I guess I never said this enough! NEVER SHOOT A NEW SPRING GUN WITH A SCOPE ON IT! Cause they will fall apart most of the time, or worse they will seem fine and then they will shift zero every other time you shoot the gun.
You are not a fool, cause you will learn form this mistake. Even the very best tuned gun can kill the best of scopes. In fact, I would say that any high powered spring piston gun will kill any rifle scope, made for it or not! It is only a matter of time. Some will last for years, other for hours, and some for 4 shots.....
Jim
If "springers" really are as tough to shoot as Jim suggests above, one wonders how we managed to hit what we were aiming at back in the day when the hottest thing going in a small game hunting air rifle was the FWB 124/127?

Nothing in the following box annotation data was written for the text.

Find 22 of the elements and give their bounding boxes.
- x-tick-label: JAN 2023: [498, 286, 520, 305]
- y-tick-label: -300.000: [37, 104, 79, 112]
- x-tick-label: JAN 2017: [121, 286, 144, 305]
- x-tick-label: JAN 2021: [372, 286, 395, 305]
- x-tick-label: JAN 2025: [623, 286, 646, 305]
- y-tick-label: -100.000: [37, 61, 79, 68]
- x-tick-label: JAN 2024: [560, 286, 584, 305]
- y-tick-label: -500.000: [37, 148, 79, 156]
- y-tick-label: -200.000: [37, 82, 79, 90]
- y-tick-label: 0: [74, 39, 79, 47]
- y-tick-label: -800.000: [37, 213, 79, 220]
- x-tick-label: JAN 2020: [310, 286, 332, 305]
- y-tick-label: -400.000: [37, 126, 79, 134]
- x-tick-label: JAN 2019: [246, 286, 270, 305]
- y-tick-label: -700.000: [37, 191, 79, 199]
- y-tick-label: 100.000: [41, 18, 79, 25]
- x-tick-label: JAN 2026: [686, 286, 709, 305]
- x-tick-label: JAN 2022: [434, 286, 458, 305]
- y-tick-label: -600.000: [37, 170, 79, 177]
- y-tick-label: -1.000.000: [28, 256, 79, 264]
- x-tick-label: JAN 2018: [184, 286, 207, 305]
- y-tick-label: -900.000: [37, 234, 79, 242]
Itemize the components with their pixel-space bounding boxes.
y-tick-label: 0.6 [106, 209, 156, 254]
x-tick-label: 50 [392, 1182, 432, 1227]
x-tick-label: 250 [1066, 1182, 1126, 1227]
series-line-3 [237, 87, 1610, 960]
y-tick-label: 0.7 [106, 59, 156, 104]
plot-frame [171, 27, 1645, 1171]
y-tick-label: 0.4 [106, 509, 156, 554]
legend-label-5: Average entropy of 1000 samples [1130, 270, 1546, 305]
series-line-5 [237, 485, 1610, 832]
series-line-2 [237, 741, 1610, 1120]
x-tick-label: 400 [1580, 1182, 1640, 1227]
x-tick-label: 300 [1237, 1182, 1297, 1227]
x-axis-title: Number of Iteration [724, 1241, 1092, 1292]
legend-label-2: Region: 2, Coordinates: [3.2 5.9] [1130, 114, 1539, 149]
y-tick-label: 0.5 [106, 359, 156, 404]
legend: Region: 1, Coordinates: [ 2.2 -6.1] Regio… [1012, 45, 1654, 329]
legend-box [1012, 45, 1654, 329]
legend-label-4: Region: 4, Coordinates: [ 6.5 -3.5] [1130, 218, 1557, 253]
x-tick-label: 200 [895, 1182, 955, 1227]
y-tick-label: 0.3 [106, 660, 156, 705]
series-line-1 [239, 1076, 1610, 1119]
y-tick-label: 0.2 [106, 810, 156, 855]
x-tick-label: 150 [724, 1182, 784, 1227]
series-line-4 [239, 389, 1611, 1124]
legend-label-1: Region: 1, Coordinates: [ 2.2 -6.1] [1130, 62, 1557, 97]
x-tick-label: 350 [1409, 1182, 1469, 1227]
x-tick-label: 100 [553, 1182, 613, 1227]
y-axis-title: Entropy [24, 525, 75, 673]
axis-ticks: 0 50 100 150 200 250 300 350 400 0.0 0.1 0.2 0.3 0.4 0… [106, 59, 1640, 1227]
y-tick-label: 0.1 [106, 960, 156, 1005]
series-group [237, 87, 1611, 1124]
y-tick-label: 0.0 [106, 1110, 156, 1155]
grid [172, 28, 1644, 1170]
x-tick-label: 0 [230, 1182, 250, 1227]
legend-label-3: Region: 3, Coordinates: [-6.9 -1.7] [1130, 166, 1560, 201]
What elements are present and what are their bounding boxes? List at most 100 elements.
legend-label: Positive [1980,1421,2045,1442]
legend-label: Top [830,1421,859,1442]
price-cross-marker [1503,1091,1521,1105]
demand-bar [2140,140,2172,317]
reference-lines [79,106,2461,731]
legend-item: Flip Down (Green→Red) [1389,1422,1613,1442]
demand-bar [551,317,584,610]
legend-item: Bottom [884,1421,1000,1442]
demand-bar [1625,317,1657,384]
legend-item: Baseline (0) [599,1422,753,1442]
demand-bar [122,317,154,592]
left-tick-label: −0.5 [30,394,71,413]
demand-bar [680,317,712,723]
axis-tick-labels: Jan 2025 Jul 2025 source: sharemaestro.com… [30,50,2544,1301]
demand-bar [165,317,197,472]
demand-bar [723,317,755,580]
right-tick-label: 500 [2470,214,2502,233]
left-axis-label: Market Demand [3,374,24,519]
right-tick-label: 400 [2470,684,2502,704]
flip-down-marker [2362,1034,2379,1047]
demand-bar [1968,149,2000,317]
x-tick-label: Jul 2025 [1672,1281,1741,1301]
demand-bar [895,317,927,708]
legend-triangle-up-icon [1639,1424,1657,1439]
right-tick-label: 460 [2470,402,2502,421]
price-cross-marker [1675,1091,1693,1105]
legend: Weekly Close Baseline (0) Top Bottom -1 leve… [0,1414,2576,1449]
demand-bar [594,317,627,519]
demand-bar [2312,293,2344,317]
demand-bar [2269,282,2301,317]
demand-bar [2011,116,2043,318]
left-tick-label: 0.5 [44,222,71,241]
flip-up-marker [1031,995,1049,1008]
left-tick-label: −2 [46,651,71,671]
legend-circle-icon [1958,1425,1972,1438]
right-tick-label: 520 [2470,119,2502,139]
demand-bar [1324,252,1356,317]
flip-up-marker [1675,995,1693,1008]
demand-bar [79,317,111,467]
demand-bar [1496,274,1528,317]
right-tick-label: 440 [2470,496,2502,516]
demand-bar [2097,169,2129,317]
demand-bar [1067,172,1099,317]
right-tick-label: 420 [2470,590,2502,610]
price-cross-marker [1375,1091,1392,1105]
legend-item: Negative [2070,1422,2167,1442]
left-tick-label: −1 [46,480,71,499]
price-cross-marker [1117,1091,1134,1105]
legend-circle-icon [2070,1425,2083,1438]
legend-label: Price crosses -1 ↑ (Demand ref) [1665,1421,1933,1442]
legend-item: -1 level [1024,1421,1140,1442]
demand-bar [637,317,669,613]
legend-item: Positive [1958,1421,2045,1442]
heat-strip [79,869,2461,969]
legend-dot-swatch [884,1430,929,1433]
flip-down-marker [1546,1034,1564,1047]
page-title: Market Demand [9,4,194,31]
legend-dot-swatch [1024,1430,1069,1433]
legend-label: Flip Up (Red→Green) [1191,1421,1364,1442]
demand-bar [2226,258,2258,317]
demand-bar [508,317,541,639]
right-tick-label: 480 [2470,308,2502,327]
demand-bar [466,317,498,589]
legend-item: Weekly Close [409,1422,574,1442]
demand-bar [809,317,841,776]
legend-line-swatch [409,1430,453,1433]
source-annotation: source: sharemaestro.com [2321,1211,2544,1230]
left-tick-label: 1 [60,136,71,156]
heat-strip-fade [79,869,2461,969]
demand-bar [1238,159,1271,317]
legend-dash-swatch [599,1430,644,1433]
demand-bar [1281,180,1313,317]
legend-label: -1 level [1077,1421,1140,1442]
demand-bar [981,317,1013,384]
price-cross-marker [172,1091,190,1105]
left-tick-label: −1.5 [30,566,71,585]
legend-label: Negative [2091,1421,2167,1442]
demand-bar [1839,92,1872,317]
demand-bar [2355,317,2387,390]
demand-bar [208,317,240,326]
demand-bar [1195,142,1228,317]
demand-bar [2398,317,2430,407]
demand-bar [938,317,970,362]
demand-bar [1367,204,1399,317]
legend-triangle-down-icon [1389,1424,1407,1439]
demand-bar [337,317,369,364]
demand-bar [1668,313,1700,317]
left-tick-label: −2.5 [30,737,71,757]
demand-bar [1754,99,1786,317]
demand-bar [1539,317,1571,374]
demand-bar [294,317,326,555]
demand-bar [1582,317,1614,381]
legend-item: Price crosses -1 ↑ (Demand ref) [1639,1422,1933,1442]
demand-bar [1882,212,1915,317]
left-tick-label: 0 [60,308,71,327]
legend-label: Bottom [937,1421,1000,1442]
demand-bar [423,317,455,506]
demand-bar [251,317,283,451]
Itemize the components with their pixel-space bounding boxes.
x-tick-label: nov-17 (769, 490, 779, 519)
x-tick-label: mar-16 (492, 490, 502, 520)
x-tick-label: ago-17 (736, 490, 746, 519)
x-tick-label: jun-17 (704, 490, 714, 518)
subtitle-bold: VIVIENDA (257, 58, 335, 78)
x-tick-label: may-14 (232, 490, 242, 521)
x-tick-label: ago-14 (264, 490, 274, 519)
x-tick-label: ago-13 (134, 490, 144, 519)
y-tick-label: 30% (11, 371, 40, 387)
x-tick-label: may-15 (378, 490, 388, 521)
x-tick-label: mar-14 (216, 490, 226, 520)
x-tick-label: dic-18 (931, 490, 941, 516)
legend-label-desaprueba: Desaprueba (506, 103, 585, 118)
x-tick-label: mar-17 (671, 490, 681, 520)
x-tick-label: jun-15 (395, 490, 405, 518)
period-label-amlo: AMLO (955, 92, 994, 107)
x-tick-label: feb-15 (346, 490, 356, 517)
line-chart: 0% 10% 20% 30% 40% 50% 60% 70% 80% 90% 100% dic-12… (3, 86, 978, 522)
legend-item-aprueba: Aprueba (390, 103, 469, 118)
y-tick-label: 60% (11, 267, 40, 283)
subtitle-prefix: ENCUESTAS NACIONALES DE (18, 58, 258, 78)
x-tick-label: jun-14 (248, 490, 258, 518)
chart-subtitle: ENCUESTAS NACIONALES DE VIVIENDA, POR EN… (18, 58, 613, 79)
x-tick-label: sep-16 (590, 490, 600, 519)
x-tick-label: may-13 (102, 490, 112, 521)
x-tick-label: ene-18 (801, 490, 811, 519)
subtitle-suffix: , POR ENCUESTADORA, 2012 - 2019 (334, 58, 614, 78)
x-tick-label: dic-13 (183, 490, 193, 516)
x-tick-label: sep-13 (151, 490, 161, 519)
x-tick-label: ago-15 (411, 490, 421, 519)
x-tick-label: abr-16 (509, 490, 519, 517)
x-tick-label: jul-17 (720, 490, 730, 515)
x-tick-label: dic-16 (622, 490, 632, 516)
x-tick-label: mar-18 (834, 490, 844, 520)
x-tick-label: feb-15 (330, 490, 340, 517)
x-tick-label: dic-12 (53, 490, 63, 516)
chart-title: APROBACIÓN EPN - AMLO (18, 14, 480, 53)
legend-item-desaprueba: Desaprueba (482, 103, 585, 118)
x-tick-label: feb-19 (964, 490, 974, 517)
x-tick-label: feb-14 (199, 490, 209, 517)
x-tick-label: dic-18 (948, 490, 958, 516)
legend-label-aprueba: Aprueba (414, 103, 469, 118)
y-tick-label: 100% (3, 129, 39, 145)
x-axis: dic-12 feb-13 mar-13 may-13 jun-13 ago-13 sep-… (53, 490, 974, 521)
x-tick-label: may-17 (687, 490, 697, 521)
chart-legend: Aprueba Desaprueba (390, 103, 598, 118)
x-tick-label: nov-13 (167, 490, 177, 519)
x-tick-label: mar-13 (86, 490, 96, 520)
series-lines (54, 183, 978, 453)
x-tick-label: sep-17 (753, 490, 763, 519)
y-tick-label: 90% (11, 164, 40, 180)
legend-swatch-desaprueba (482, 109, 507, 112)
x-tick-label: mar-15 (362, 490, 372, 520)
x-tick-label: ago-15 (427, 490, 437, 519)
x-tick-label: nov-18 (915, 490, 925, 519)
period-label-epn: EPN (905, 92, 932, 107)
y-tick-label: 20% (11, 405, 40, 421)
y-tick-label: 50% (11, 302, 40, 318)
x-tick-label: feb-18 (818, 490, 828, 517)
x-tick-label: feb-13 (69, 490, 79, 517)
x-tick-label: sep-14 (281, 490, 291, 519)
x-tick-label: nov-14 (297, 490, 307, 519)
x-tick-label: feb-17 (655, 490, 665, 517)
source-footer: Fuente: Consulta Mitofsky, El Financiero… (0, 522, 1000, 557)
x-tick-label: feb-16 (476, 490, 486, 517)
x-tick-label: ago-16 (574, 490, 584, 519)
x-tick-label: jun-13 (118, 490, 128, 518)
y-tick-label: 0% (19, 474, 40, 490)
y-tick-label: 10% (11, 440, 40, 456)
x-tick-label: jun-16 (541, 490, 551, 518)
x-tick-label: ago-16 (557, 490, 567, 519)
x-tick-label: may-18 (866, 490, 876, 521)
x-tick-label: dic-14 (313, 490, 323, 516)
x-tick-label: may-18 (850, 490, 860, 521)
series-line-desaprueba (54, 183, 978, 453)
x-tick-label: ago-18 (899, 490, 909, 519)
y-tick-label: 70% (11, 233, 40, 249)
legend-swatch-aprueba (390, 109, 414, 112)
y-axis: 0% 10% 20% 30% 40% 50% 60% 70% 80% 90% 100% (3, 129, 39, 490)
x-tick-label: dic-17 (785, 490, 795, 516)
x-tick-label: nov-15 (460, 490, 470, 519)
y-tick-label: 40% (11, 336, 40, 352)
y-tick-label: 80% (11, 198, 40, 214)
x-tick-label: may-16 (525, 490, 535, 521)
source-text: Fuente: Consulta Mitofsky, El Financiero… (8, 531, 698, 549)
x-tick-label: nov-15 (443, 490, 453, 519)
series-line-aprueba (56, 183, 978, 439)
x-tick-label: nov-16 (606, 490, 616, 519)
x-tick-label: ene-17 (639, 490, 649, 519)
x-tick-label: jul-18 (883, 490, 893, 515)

In nearly thirty years of shooting adult air rifles and hunting with them, I've only had one scope failure on a spring-piston air rifle -a Gamo Shadow that ate up a Simmons Pro-Air optic that was SUPPOSED to be "airgun rated" and cost more than the rifle did. That rifle totally destroyed that scope in less than 50 shots.
Not wishing to have my weeked of shooting interrupted, I made my way down the mountain from the family hunting camp on the border of the San Bernardino National Forest to the town of Hesperia, where, for the princely sum of $69.99, I purchased a Bushnell Sportsman 4-12 A.O. from Wal Mart. I went back up the hill, sighted the rifle in for maximum point blank range with Kodiaks, and I haven't touched the scope adjustment since.
That rifle, by the way, is well over the 15,000 shot mark on its original mainspring and seal.
When I bought my wife a Shadow, we used the same Wal Mart scope on hers as I used on mine, from the get-go. No issues with hers, either, several thousand shots later.
When I traded off my .20 R-1 for the smaller, lighter, .20 R-9, I mounted the same Wal Mart scope to it, too, before discharging the first shot. It is also over the 10,000 shot mark now, and I haven't messed with the elevation or windage since sighting the thing for max PBR with Beemn FTS pellets.
My .177 Goldfinger came with a Banner. That scope now resides on my Ruger 10/22 which I hardly ever shoot. It functions fine. In its place on the Goldfinger, I mounted the same Wal Mart scope that I use on all of my air rifles now -the Bushnell Sportsman 4-12 A.O. from Wal Mart. 12 tins of pellets later, it is still going strong.
I used that same model of scope on a .20 Crusader, too, with equally positive results.
Oh, and the 66R on my old R-1 outlasted two mainsprings and is STILL trouble-free for the current owner.
So yeah, springers can wreck scopes. Dosen't mean they automatically will. Whenever I've used scopes that were properly double-braced to handle bi-directional recoil and have a sufficiently stout erector mechanism, I've not had any issues with inconsistant zero on my spring-piston guns.